The written instructions were wrong twice

A pre-resolved fix and a named “working exemplar” were both subtly off. Both got caught only because the implementing pass re-derived the fix from the code instead of executing the text.

The rule: treat prescriptions as hypotheses. Re-verify, then deviate with a recorded reason.

Dev data had gaps

One form path was never live-tested because no dev record exercised it, and the same root cause bit the second app.

The rule: every conditional render gets a dev-data instance before migration starts.

Lint debt end-loaded

The pre-commit hook only linted Ruby files, so template style offenses piled up silently until the final gate. One of these apps is a Rails app, and this is the only place the stack matters.

The rule: static guards on all relevant file types.

What improved

The loop tightened. Each QA stop found less than the one before, and the later review cycles ran nearly autonomously off a single handoff document, with no questions asked mid-cycle. The final review ended with a written disposition for every finding: fixed, tracked, or rebutted with evidence. The rebuttals cited a dated ledger of approved design decisions, so review noise never turned into code churn.

What I realized I was for

Three jobs.

Design arbiter

The theme and the dialog shell were chosen from live A/B variants before implementation started.

Perceptual QA

The catches above: noticing the things no check had been written for yet.

Scope cop

This mattered most during the design phase for the new UX. One agent kept trying to sneak new functionality into what was supposed to be a migration. The fix was memory, plus a better explanation of what a UI migration is.

The fair summary is that the agents did the work and most of the verification. I supplied taste, decisions, and the checks that hadn’t been codified yet.

What I’d do differently

A lot of misses were discovered mid-flight and fixed mid-flight. Next time I’d plan ahead more, in ways I never bothered to before, because before I wasn’t directing a machine to do my work.

The centerpiece is a verification matrix, declared up front: every page, crossed with every viewport, interactive state, data variant, and check type. Everything my eyes caught would have mapped to a cell in a matrix like that. The switch thumbs were a missing “visual state checked” cell; the form seam was a missing “geometry measured” cell. A dumb dashboard of those cells turns “I happened to notice” into “the dashboard shows a hole.”

There’s more:

Build the file inventory from a checklist of every place that produces HTML, not from a grep.
Seed dev data for every conditional render before starting.
Put static guards on every relevant file type in pre-commit.
Measure layout with scripts and save screenshots for judgment calls.
When a human catches something, turn it into an automated check.

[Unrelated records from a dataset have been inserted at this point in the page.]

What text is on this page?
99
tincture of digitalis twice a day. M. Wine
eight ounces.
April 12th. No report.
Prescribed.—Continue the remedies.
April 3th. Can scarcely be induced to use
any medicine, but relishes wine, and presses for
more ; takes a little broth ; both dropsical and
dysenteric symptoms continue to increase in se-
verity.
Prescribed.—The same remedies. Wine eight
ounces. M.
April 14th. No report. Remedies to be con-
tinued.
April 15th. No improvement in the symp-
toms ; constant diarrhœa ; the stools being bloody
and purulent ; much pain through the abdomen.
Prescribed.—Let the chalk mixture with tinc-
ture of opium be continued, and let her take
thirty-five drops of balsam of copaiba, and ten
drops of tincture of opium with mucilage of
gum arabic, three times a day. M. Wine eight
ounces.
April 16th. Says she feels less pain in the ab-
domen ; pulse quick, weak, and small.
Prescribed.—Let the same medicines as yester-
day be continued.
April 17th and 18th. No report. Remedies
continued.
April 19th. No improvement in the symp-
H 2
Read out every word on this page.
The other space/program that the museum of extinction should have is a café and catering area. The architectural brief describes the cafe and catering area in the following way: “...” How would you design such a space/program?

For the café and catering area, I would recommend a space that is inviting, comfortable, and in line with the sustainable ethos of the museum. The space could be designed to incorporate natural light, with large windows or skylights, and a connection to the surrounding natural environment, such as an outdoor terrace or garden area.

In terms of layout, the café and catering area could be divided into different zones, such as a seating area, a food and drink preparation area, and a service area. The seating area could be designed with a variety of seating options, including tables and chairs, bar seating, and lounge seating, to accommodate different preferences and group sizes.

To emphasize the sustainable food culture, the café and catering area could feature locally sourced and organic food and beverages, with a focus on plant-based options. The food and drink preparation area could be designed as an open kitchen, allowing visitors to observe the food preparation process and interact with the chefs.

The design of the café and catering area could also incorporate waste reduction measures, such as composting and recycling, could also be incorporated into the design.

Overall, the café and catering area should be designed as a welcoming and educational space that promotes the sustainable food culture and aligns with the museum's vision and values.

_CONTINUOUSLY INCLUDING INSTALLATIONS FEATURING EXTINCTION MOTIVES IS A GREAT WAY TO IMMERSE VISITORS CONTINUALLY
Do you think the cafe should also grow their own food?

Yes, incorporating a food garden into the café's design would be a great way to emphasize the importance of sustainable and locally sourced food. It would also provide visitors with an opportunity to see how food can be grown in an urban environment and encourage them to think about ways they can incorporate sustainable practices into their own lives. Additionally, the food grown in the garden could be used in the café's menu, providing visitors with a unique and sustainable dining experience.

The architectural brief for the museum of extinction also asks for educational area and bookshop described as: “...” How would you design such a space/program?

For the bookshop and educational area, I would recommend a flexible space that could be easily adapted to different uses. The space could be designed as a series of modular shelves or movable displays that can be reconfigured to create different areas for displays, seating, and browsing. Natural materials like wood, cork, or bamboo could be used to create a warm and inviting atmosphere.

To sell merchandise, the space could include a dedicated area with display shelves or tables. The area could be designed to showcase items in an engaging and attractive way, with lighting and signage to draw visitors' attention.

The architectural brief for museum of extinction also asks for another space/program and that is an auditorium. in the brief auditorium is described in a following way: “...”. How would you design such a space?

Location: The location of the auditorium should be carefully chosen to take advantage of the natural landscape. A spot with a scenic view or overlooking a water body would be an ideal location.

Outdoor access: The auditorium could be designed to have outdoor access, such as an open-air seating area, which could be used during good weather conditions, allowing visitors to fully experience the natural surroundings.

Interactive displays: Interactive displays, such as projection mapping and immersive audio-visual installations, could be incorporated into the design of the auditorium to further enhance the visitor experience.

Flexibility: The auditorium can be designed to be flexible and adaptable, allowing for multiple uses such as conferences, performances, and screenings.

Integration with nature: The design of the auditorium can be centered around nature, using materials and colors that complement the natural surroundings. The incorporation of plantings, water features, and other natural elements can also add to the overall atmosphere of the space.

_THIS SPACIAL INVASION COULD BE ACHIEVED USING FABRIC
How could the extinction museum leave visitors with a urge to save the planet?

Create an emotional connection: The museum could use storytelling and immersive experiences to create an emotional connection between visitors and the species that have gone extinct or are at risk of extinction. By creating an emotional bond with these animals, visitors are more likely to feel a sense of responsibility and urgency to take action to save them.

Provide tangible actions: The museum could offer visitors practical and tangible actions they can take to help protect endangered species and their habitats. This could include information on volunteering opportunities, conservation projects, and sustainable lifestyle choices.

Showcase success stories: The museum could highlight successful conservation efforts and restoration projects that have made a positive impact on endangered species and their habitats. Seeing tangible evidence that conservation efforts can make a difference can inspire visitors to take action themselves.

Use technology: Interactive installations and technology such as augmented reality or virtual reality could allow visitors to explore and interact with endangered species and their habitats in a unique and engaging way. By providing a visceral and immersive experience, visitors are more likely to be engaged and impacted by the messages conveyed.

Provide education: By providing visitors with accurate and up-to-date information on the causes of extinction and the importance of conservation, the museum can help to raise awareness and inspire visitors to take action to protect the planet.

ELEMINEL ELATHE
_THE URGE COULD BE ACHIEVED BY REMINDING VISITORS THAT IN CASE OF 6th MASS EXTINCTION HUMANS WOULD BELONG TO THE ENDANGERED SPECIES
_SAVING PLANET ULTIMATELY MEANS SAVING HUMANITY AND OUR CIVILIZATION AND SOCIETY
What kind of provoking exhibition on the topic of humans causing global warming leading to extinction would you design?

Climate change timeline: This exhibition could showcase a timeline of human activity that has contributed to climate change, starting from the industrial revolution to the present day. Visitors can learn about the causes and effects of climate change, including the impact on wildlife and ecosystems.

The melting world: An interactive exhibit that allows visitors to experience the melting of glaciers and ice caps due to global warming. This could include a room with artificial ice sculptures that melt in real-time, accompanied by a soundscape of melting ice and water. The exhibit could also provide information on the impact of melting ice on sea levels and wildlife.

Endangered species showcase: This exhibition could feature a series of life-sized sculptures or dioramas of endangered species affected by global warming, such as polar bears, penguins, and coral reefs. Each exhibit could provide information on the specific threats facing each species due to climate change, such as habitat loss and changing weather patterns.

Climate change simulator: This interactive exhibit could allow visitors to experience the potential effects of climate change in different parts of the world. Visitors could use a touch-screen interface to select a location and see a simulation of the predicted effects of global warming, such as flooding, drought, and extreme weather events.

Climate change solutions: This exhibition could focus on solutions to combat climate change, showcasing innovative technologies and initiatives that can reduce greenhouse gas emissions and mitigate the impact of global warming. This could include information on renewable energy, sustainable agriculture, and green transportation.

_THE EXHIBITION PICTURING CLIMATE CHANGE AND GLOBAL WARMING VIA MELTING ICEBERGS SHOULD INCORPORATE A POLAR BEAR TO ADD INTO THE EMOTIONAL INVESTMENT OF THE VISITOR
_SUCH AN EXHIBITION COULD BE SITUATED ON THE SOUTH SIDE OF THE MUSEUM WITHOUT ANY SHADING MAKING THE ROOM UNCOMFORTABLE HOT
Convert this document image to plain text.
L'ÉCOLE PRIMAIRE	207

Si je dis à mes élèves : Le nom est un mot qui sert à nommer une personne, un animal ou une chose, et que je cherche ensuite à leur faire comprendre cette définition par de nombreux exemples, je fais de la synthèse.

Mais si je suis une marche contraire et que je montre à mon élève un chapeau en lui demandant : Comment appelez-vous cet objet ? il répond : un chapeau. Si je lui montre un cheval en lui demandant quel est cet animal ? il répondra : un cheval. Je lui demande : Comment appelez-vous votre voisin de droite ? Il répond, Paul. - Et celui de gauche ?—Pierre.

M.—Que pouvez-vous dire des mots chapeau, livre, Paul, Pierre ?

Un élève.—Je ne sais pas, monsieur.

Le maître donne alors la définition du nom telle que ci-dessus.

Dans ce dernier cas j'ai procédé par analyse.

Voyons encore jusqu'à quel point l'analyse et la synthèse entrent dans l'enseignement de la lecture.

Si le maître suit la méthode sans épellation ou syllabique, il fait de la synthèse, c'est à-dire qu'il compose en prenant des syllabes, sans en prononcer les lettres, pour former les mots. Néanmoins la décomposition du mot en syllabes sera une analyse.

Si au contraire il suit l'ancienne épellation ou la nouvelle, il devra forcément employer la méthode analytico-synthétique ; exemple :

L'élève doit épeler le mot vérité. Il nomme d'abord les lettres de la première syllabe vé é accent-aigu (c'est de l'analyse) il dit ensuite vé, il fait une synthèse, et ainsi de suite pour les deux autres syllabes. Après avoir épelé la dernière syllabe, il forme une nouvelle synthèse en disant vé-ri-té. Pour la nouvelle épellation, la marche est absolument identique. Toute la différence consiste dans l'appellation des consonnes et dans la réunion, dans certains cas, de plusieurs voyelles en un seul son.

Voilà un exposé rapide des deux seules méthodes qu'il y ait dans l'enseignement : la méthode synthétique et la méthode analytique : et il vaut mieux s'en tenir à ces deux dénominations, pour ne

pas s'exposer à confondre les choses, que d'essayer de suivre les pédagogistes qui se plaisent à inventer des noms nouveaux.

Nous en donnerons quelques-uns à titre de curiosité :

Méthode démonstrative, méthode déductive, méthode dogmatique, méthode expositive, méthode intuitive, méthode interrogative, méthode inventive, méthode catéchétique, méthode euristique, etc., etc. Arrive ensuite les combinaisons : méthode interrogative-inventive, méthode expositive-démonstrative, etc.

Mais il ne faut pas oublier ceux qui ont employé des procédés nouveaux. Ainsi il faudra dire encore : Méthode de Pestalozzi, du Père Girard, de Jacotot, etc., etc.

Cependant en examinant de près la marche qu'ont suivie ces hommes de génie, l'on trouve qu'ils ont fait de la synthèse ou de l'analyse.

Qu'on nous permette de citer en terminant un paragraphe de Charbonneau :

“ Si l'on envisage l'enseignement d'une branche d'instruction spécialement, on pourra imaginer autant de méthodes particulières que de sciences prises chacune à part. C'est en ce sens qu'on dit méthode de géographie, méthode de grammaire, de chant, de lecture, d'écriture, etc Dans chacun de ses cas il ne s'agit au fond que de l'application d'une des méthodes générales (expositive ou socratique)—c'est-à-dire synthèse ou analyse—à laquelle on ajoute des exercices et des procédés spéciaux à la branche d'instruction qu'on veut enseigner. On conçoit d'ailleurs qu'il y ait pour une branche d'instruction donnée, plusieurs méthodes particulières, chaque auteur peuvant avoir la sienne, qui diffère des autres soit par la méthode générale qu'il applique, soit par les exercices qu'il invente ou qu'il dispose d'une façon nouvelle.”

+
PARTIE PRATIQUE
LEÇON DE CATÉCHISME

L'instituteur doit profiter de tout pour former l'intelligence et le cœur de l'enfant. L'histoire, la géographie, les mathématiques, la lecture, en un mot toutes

And keep what already worked: a written constitution before any code, a dated decision ledger, scheduled eyeball rounds at batch boundaries, A/B variants for design calls, and a review cycle that ends in written dispositions.

Where it ended up

By the late cycles the agents ran long sessions with little input from me. They flagged UI and UX problems on their own while verifying. Both apps came out with a better customer experience than they went in with.

When the work wound down, I asked for the tooling to be extracted into general-purpose tools for other projects, maybe a plugin eventually, since the second app had already proven the playbook travels.

What I actually ended up with is a better way to plan a migration, and my work done in a relatively short amount of time.